Still, with sick husbands and mothers and puppies, and bills to pay, and stalls to clean (and by that I mean all the shit to deal with, whether literal or figurative), and work to do…it can get a little overwhelming, can’t it?
And sometimes we need a reminder that we have it pretty good most of the time.
Back to the cottage cheese and my lazy dinner.
“So, what did cottage cheese ever do to you?”
Jeremiah has some weird food hang ups, including the belief that avocados are actually alien eggs; I expected to hear that cottage cheese was against his religion or something. But that wasn’t what he said.

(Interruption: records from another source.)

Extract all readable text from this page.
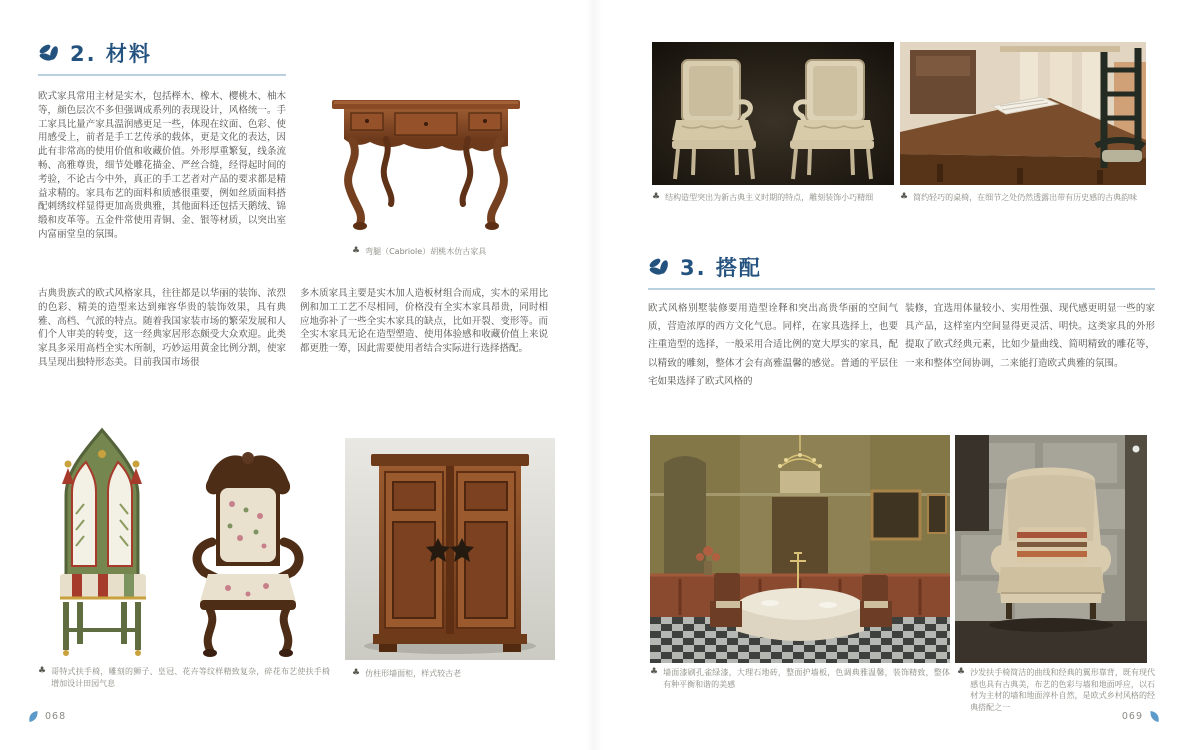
2. 材料

欧式家具常用主材是实木，包括榉木、橡木、樱桃木、柚木等，颜色层次不多但强调成系列的表现设计，风格统一。手工家具比量产家具温润感更足一些，体现在纹面、色彩、使用感受上，前者是手工艺传承的载体，更是文化的表达，因此有非常高的使用价值和收藏价值。外形厚重繁复，线条流畅、高雅尊贵，细节处雕花描金、严丝合缝，经得起时间的考验，不论古今中外，真正的手工艺者对产品的要求都是精益求精的。家具布艺的面料和质感很重要，例如丝质面料搭配刺绣纹样显得更加高贵典雅，其他面料还包括天鹅绒、锦缎和皮革等。五金件常使用青铜、金、银等材质，以突出室内富丽堂皇的氛围。

♣ 弯腿（Cabriole）胡桃木仿古家具

古典贵族式的欧式风格家具，往往都是以华丽的装饰、浓烈的色彩、精美的造型来达到雍容华贵的装饰效果，具有典雅、高档、气派的特点。随着我国家装市场的繁荣发展和人们个人审美的转变，这一经典家居形态颇受大众欢迎。此类家具多采用高档全实木所制，巧妙运用黄金比例分割，使家具呈现出独特形态美。目前我国市场很

多木质家具主要是实木加人造板材组合而成，实木的采用比例和加工工艺不尽相同，价格没有全实木家具昂贵，同时相应地弥补了一些全实木家具的缺点，比如开裂、变形等。而全实木家具无论在造型塑造、使用体验感和收藏价值上来说都更胜一筹，因此需要使用者结合实际进行选择搭配。

♣ 哥特式扶手椅，雕刻的狮子、皇冠、花卉等纹样精致复杂，碎花布艺使扶手椅增加设计田园气息
♣ 仿柱形墙面柜，样式较古老
068
♣ 结构造型突出为新古典主义时期的特点，雕刻装饰小巧精细	♣ 简约轻巧的桌椅，在细节之处仍然透露出带有历史感的古典韵味
3. 搭配

欧式风格别墅装修要用造型诠释和突出高贵华丽的空间气质，营造浓厚的西方文化气息。同样，在家具选择上，也要注重造型的选择，一般采用合适比例的宽大厚实的家具，配以精致的雕刻，整体才会有高雅温馨的感觉。普通的平层住宅如果选择了欧式风格的

装修，宜选用体量较小、实用性强、现代感更明显一些的家具产品，这样室内空间显得更灵活、明快。这类家具的外形提取了欧式经典元素，比如少量曲线、简明精致的雕花等，一来和整体空间协调，二来能打造欧式典雅的氛围。

♣ 墙面漆刷孔雀绿漆，大理石地砖，整面护墙板，色调典雅温馨，装饰精致，整体有种平衡和谐的美感
♣ 沙发扶手椅简洁的曲线和经典的翼形靠背，既有现代感也具有古典美，布艺的色彩与墙和地面呼应，以石材为主材的墙和地面淳朴自然，是欧式乡村风格的经典搭配之一
069
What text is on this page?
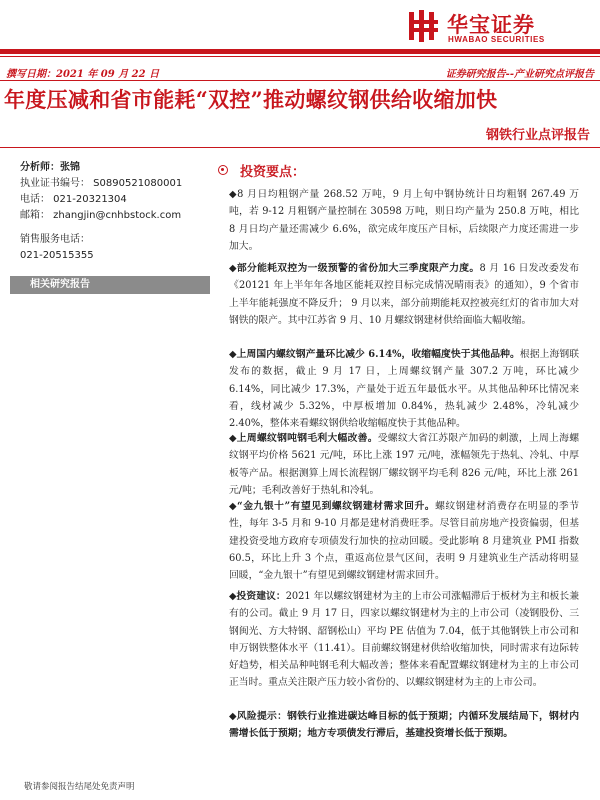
华宝证券
HWABAO SECURITIES
撰写日期：2021 年 09 月 22 日	证券研究报告--产业研究点评报告
年度压减和省市能耗“双控”推动螺纹钢供给收缩加快
钢铁行业点评报告
分析师：张锦
执业证书编号： S0890521080001
电话： 021-20321304
邮箱： zhangjin@cnhbstock.com
销售服务电话：
021-20515355
相关研究报告
投资要点：
◆8 月日均粗钢产量 268.52 万吨，9 月上旬中钢协统计日均粗钢 267.49 万吨，若 9-12 月粗钢产量控制在 30598 万吨，则日均产量为 250.8 万吨，相比 8 月日均产量还需减少 6.6%，欲完成年度压产目标，后续限产力度还需进一步加大。
◆部分能耗双控为一级预警的省份加大三季度限产力度。8 月 16 日发改委发布《20121 年上半年年各地区能耗双控目标完成情况晴雨表》的通知），9 个省市上半年能耗强度不降反升； 9 月以来，部分前期能耗双控被亮红灯的省市加大对钢铁的限产。其中江苏省 9 月、10 月螺纹钢建材供给面临大幅收缩。
◆上周国内螺纹钢产量环比减少 6.14%，收缩幅度快于其他品种。根据上海钢联发布的数据，截止 9 月 17 日，上周螺纹钢产量 307.2 万吨，环比减少 6.14%，同比减少 17.3%，产量处于近五年最低水平。从其他品种环比情况来看，线材减少 5.32%，中厚板增加 0.84%，热轧减少 2.48%，冷轧减少 2.40%，整体来看螺纹钢供给收缩幅度快于其他品种。
◆上周螺纹钢吨钢毛利大幅改善。受螺纹大省江苏限产加码的刺激，上周上海螺纹钢平均价格 5621 元/吨，环比上涨 197 元/吨，涨幅领先于热轧、冷轧、中厚板等产品。根据测算上周长流程钢厂螺纹钢平均毛利 826 元/吨，环比上涨 261 元/吨；毛利改善好于热轧和冷轧。
◆“金九银十”有望见到螺纹钢建材需求回升。螺纹钢建材消费存在明显的季节性，每年 3-5 月和 9-10 月都是建材消费旺季。尽管目前房地产投资偏弱，但基建投资受地方政府专项债发行加快的拉动回暖。受此影响 8 月建筑业 PMI 指数 60.5，环比上升 3 个点，重返高位景气区间，表明 9 月建筑业生产活动将明显回暖，“金九银十”有望见到螺纹钢建材需求回升。
◆投资建议：2021 年以螺纹钢建材为主的上市公司涨幅滞后于板材为主和板长兼有的公司。截止 9 月 17 日，四家以螺纹钢建材为主的上市公司（凌钢股份、三钢闽光、方大特钢、韶钢松山）平均 PE 估值为 7.04，低于其他钢铁上市公司和申万钢铁整体水平（11.41）。目前螺纹钢建材供给收缩加快，同时需求有边际转好趋势，相关品种吨钢毛利大幅改善；整体来看配置螺纹钢建材为主的上市公司正当时。重点关注限产压力较小省份的、以螺纹钢建材为主的上市公司。
◆风险提示：钢铁行业推进碳达峰目标的低于预期；内循环发展结局下，钢材内需增长低于预期；地方专项债发行滞后，基建投资增长低于预期。
敬请参阅报告结尾处免责声明
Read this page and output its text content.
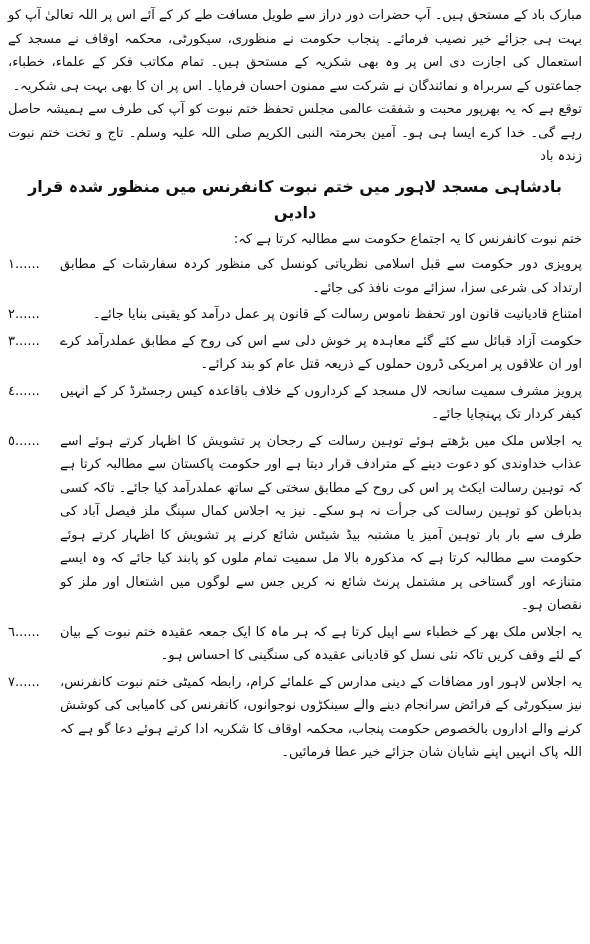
مبارک باد کے مستحق ہیں۔ آپ حضرات دور دراز سے طویل مسافت طے کر کے آئے اس پر اللہ تعالیٰ آپ کو بہت ہی جزائے خیر نصیب فرمائے۔ پنجاب حکومت نے منظوری، سیکورٹی، محکمہ اوقاف نے مسجد کے استعمال کی اجازت دی اس پر وہ بھی شکریہ کے مستحق ہیں۔ تمام مکاتب فکر کے علماء، خطباء، جماعتوں کے سربراہ و نمائندگان نے شرکت سے ممنون احسان فرمایا۔ اس پر ان کا بھی بہت ہی شکریہ۔

توقع ہے کہ یہ بھرپور محبت و شفقت عالمی مجلس تحفظ ختم نبوت کو آپ کی طرف سے ہمیشہ حاصل رہے گی۔ خدا کرے ایسا ہی ہو۔ آمین بحرمتہ النبی الکریم صلی اللہ علیہ وسلم۔ تاج و تخت ختم نبوت زندہ باد

بادشاہی مسجد لاہور میں ختم نبوت کانفرنس میں منظور شدہ قرار دادیں

ختم نبوت کانفرنس کا یہ اجتماع حکومت سے مطالبہ کرتا ہے کہ:

پرویزی دور حکومت سے قبل اسلامی نظریاتی کونسل کی منظور کردہ سفارشات کے مطابق ارتداد کی شرعی سزا، سزائے موت نافذ کی جائے۔
١......
امتناع قادیانیت قانون اور تحفظ ناموس رسالت کے قانون پر عمل درآمد کو یقینی بنایا جائے۔
٢......
حکومت آزاد قبائل سے کئے گئے معاہدہ پر خوش دلی سے اس کی روح کے مطابق عملدرآمد کرے اور ان علاقوں پر امریکی ڈرون حملوں کے ذریعہ قتل عام کو بند کرائے۔
٣......
پرویز مشرف سمیت سانحہ لال مسجد کے کرداروں کے خلاف باقاعدہ کیس رجسٹرڈ کر کے انہیں کیفر کردار تک پہنچایا جائے۔
٤......
یہ اجلاس ملک میں بڑھتے ہوئے توہین رسالت کے رجحان پر تشویش کا اظہار کرتے ہوئے اسے عذاب خداوندی کو دعوت دینے کے مترادف قرار دیتا ہے اور حکومت پاکستان سے مطالبہ کرتا ہے کہ توہین رسالت ایکٹ پر اس کی روح کے مطابق سختی کے ساتھ عملدرآمد کیا جائے۔ تاکہ کسی بدباطن کو توہین رسالت کی جرأت نہ ہو سکے۔ نیز یہ اجلاس کمال سپنگ ملز فیصل آباد کی طرف سے بار بار توہین آمیز یا مشتبہ بیڈ شیٹس شائع کرنے پر تشویش کا اظہار کرتے ہوئے حکومت سے مطالبہ کرتا ہے کہ مذکورہ بالا مل سمیت تمام ملوں کو پابند کیا جائے کہ وہ ایسے متنازعہ اور گستاخی پر مشتمل پرنٹ شائع نہ کریں جس سے لوگوں میں اشتعال اور ملز کو نقصان ہو۔
٥......
یہ اجلاس ملک بھر کے خطباء سے اپیل کرتا ہے کہ ہر ماہ کا ایک جمعہ عقیدہ ختم نبوت کے بیان کے لئے وقف کریں تاکہ نئی نسل کو قادیانی عقیدہ کی سنگینی کا احساس ہو۔
٦......
یہ اجلاس لاہور اور مضافات کے دینی مدارس کے علمائے کرام، رابطہ کمیٹی ختم نبوت کانفرنس، نیز سیکورٹی کے فرائض سرانجام دینے والے سینکڑوں نوجوانوں، کانفرنس کی کامیابی کی کوشش کرنے والے اداروں بالخصوص حکومت پنجاب، محکمہ اوقاف کا شکریہ ادا کرتے ہوئے دعا گو ہے کہ اللہ پاک انہیں اپنے شایان شان جزائے خیر عطا فرمائیں۔
٧......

“When I was a kid, and we lived in Arizona, there was a stretch when things were really bad. One week, my parents didn’t have any money for food. And the food pantry didn’t have anything much either. Just cottage cheese. So we took the cottage cheese. We ate it, just cottage cheese, for about a week. But some of it was bad and it made us sick…really sick I haven’t been able to eat it since.”
That’s one way to put things in perspective.
So, tonight I will enjoy a glass of cheap wine in my way too chilly house. And I’m going to raise a glass to “pretty good most of the time” because when you think about it, that’s something worth celebrating.